Die beiden Nachwuchsjournalisten Tobias Hausdorf und Niklas Münch stecken hinter dem Podcast “Hinter den Zeilen”. Im Interview erklären sie, wie sie beim Aufnehmen vorgehen, warum sie glauben, dass Tageszeitungen ein Auslaufmodell sind, und was sie am Podcasten schätzen.

Niklas Münch und Tobias Hausdorf © Joris Felix

Text & Interview von Helena Borst

In ihrem Podcast ‚Hinter den Zeilen’ setzen sich Tobias Hausdorf und Niklas Münch kritisch mit dem Journalismus auseinander. Sie erzählen sehr offen, wie sie selbst zum Schreiben gekommen sind und wollen Berufsanfänger*innen ermutigen – insbesondere diejenigen, die wie sie aus Arbeiterfamilien stammen. Jetzt stehen beide kurz davor, die Evangelische Journalistenschule (EJS) abzuschließen: ein guter Zeitpunkt, um über die eigenen Anfänge, verschiedene Wege in die Branche oder auch schwierige Interviewsituationen zu berichten. In der kommenden Folge wird es um das Podcasten gehen, worüber wir auch bei unserem Treffen gesprochen haben.

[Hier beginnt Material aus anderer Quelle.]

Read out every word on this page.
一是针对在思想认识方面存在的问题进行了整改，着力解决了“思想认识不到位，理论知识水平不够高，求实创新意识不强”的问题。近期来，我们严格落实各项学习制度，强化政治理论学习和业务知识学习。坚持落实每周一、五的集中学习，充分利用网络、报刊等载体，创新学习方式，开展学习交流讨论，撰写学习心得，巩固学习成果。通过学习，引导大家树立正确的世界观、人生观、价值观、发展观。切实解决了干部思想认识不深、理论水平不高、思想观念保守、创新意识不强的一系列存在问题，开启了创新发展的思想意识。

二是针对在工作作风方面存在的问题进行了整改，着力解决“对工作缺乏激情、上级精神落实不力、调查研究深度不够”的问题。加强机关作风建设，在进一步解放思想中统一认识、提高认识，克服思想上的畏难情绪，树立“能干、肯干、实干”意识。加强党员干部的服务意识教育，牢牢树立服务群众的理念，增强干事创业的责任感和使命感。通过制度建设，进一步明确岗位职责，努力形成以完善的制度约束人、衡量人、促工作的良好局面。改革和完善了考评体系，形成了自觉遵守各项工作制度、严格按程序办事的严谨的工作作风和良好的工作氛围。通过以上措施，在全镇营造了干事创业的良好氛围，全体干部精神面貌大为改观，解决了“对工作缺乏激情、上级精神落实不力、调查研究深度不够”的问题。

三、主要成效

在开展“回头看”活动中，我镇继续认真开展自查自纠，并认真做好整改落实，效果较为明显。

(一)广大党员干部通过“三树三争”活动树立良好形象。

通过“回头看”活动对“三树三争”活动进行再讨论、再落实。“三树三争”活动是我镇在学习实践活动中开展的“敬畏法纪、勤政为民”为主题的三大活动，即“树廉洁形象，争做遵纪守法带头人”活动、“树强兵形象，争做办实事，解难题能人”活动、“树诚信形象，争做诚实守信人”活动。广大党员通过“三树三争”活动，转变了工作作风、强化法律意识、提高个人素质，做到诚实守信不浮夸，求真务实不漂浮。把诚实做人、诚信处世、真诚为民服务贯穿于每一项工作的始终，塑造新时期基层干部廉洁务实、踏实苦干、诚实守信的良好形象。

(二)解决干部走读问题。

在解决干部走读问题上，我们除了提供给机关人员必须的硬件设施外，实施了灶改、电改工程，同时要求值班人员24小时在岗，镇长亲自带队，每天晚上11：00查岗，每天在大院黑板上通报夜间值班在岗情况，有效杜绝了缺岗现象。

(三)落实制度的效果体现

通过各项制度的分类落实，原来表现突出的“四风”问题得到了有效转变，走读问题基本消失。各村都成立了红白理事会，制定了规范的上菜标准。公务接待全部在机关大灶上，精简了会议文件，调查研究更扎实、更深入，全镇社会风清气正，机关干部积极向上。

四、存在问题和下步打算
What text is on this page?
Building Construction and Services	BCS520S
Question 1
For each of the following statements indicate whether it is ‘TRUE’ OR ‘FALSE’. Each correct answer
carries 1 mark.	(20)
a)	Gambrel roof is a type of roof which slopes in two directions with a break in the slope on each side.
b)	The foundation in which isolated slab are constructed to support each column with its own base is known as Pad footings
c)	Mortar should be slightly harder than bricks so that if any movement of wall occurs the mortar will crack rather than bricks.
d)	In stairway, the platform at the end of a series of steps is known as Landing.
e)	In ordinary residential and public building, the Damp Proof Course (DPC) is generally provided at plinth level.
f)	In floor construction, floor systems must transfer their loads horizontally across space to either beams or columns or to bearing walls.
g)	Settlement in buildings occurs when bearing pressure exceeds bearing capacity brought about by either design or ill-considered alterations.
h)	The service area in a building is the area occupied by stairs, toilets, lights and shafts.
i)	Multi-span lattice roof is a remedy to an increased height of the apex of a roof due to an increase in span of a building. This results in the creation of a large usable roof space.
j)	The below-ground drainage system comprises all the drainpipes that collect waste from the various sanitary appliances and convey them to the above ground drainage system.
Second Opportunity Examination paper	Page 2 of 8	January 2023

In der letzten Folge erklärt ihr, wie ihr euch auf Interviews vorbereitet. Wie sieht das beim Podcast aus?

Tobias: Wir sind bei den ersten beiden Folgen unterschiedlich vorgegangen und sind noch am Experimentieren. Vor der ersten Folge haben wir uns abgesprochen und eine grobe Struktur festgelegt. Dann haben wir einfach drauflos erzählt und mussten anschließend kürzen.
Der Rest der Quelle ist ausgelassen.